Screenshot: without the folders

It’ll be okay in this manuscript as it only has 50K words, but my epic fantasy works are more than three or four times this size and my entire outlining process is heavily reliant on knowing which chapter is which. If I title the flat scene files “Chapter one,” “Chapter two” etc, then Scrivener outputs a double Chapter one, chapter one situation again and I can’t have a scene header.

Removing the file folders also causes another problem for me. When I’m ready to format the book for publishing in Vellum, the software compiles all those flat scene files into one single chapter. The folders are crucial for making Vellum understand the chapter structure. I know this isn’t a Vellum support thread, but when I export the Word Doc with no file folders, I get this in Vellum:

Screenshot

That’s all 50K words in one chapter file.

This fix isn’t worth it to create a quick beta read file when I’ll just have to put the chapter folders back to format the book for publishing.

This can’t be the answer.
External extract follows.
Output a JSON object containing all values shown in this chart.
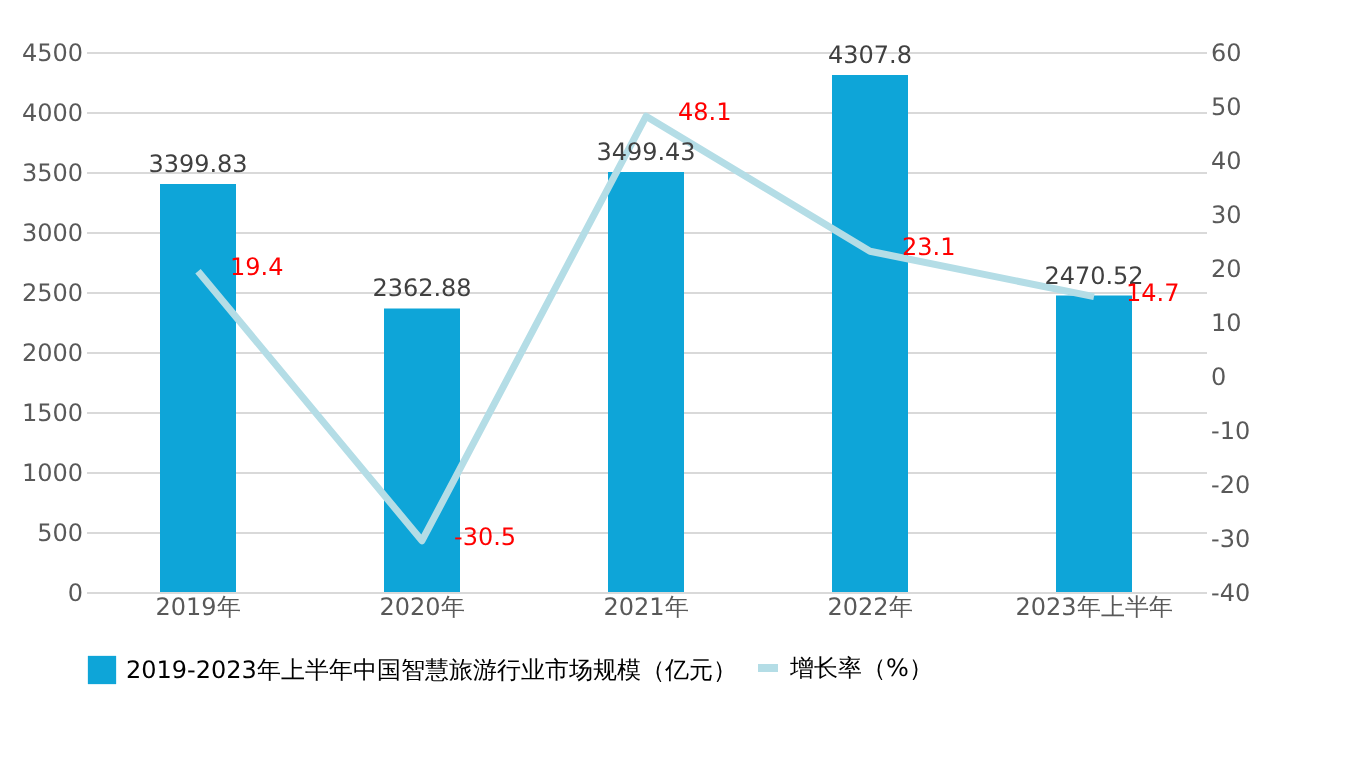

The folders + nested scene files should work regardless of how many scenes there are.

Still scratching my head.

First, I don’t understand why you say the folders are empty. Each one has a scene file nested inside.
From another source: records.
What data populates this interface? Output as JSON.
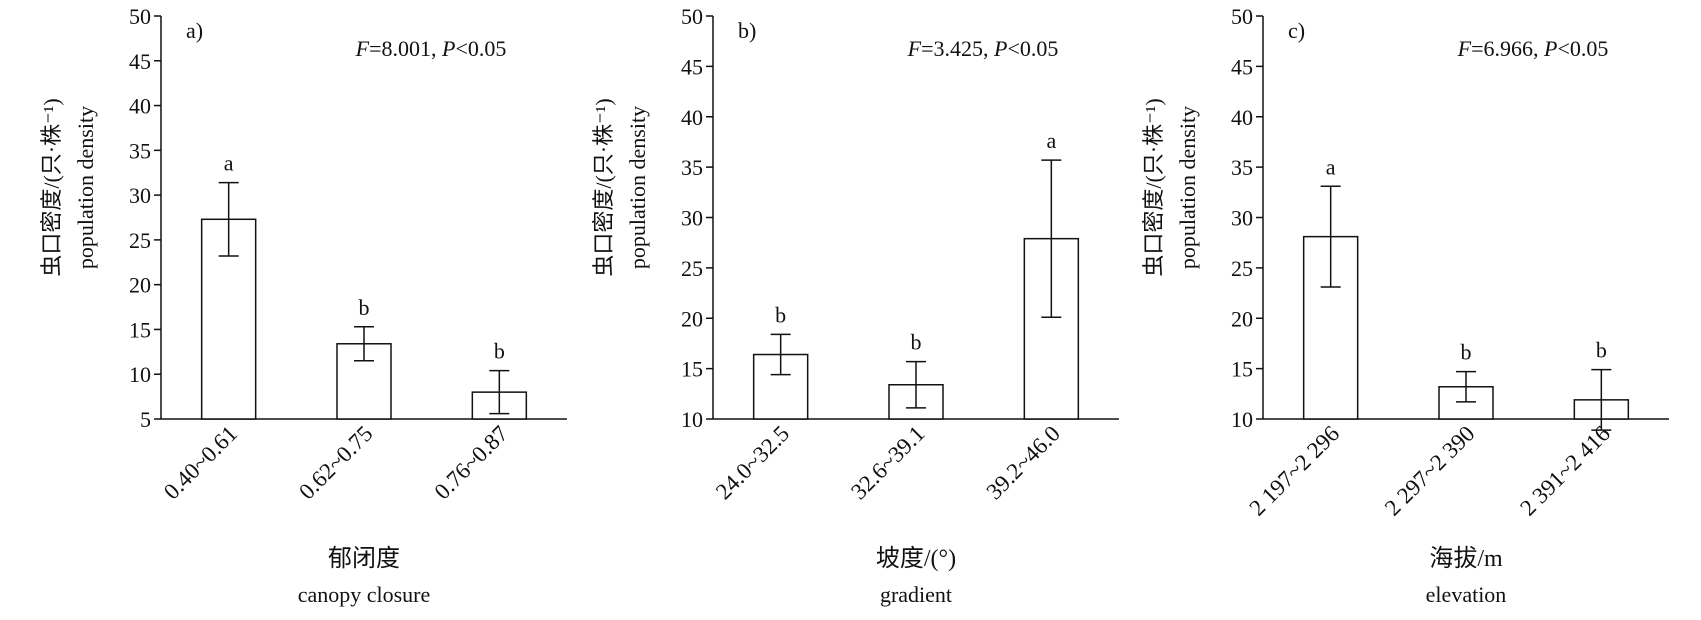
{
  "chart_data": [
    {
      "type": "bar",
      "panel_label": "a)",
      "stat": [
        "F",
        "=8.001, ",
        "P",
        "<0.05"
      ],
      "ylabel": [
        "虫口密度/(只·株⁻¹)",
        "population density"
      ],
      "xlabel": [
        "郁闭度",
        "canopy closure"
      ],
      "categories": [
        "0.40~0.61",
        "0.62~0.75",
        "0.76~0.87"
      ],
      "values": [
        27.3,
        13.4,
        8.0
      ],
      "errors": [
        4.1,
        1.9,
        2.4
      ],
      "letters": [
        "a",
        "b",
        "b"
      ],
      "color": "#ffffff",
      "ylim": [
        5,
        50
      ],
      "yticks": [
        5,
        10,
        15,
        20,
        25,
        30,
        35,
        40,
        45,
        50
      ]
    },
    {
      "type": "bar",
      "panel_label": "b)",
      "stat": [
        "F",
        "=3.425, ",
        "P",
        "<0.05"
      ],
      "ylabel": [
        "虫口密度/(只·株⁻¹)",
        "population density"
      ],
      "xlabel": [
        "坡度/(°)",
        "gradient"
      ],
      "categories": [
        "24.0~32.5",
        "32.6~39.1",
        "39.2~46.0"
      ],
      "values": [
        16.4,
        13.4,
        27.9
      ],
      "errors": [
        2.0,
        2.3,
        7.8
      ],
      "letters": [
        "b",
        "b",
        "a"
      ],
      "color": "#ffffff",
      "ylim": [
        10,
        50
      ],
      "yticks": [
        10,
        15,
        20,
        25,
        30,
        35,
        40,
        45,
        50
      ]
    },
    {
      "type": "bar",
      "panel_label": "c)",
      "stat": [
        "F",
        "=6.966, ",
        "P",
        "<0.05"
      ],
      "ylabel": [
        "虫口密度/(只·株⁻¹)",
        "population density"
      ],
      "xlabel": [
        "海拔/m",
        "elevation"
      ],
      "categories": [
        "2 197~2 296",
        "2 297~2 390",
        "2 391~2 416"
      ],
      "values": [
        28.1,
        13.2,
        11.9
      ],
      "errors": [
        5.0,
        1.5,
        3.0
      ],
      "letters": [
        "a",
        "b",
        "b"
      ],
      "color": "#ffffff",
      "ylim": [
        10,
        50
      ],
      "yticks": [
        10,
        15,
        20,
        25,
        30,
        35,
        40,
        45,
        50
      ]
    }
  ]
}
Sorry, that wasn’t clear, I meant the folder itself has no text content—if you were to select it and turn corkboard/outliner/scrivenings mode off, the text editor for it would be empty—here is where you could put an epigraph or even chapter notes that don’t print. Thus all the folder is providing is its name, like “Chapter Twelve”, which you get automatically added anyway from the compile settings.

Why wouldn’t the foundational principle remain the same: folder contains the scene file. Scrivener should format the same whether I have one scene file or three in any given folder.

To make that kind of arrangement work best for what you want, you’d probably want to disable Include in Compile for all of the folders, using the Inspector, and just let the files operate on their own in a similar manner to the checklist I already provided. The folders at that point would be purely cosmetic—you could even use more descriptive names for the folders that make sense for story tracking, since nobody is ever going to see them anyway.

I’d argue that chapter folders are for more than just organizing lots of elements. For one, removing the files completely means I am left with a string of scene files titled w/ the POV of that chapter. Only now I have a hard time clicking around my own manuscript because I can no longer see the chapter numbers.

Well all right, if it works better for you that way, you could try the above suggestion instead. But to me it seems there would be better ways to handle what you’re describing: like clicking on Draft, and switching View ▸ Corkboard Options ▸ Show Card Numbers and/or View ▸ Outliner Options ▸ Title with Numbers. That way you get the numbering you want—and it actually reflects the order of things rather than being typed in text. If a chapter gets inserted, you don’t have to go in and rename everything below it.

When I’m ready to format the book for publishing in Vellum, the software compiles all those flat scene files into one single chapter. The folders are crucial for making Vellum understand the chapter structure.

The only thing that determines where a chapter break is is the Section Layout you use for the things that should be chapters. They aren’t a flat list of scenes at that point, they are a flat list of chapters. The software itself doesn’t have any programming that says folders are chapters, that is 100% a matter of how you set things up.

Case in point, if you still have the template help file in your binder (with the blue info icon at the very top), then search that file for the phrase, “Working with chapters instead of scenes”. It goes provide a checklist similar to the one I provided above.

But like I say, if you find this better, it’s not the end of the world to work that way, but it’s going to be hard to split the chapter break between two different elements of the outline like you’re trying to do, no matter.

Ahh, thank you for explaining. I think I’m beginning to understand.
I really appreciate it, particularly the tip to change the cork board to show the card numbers. I can absolutely work with that.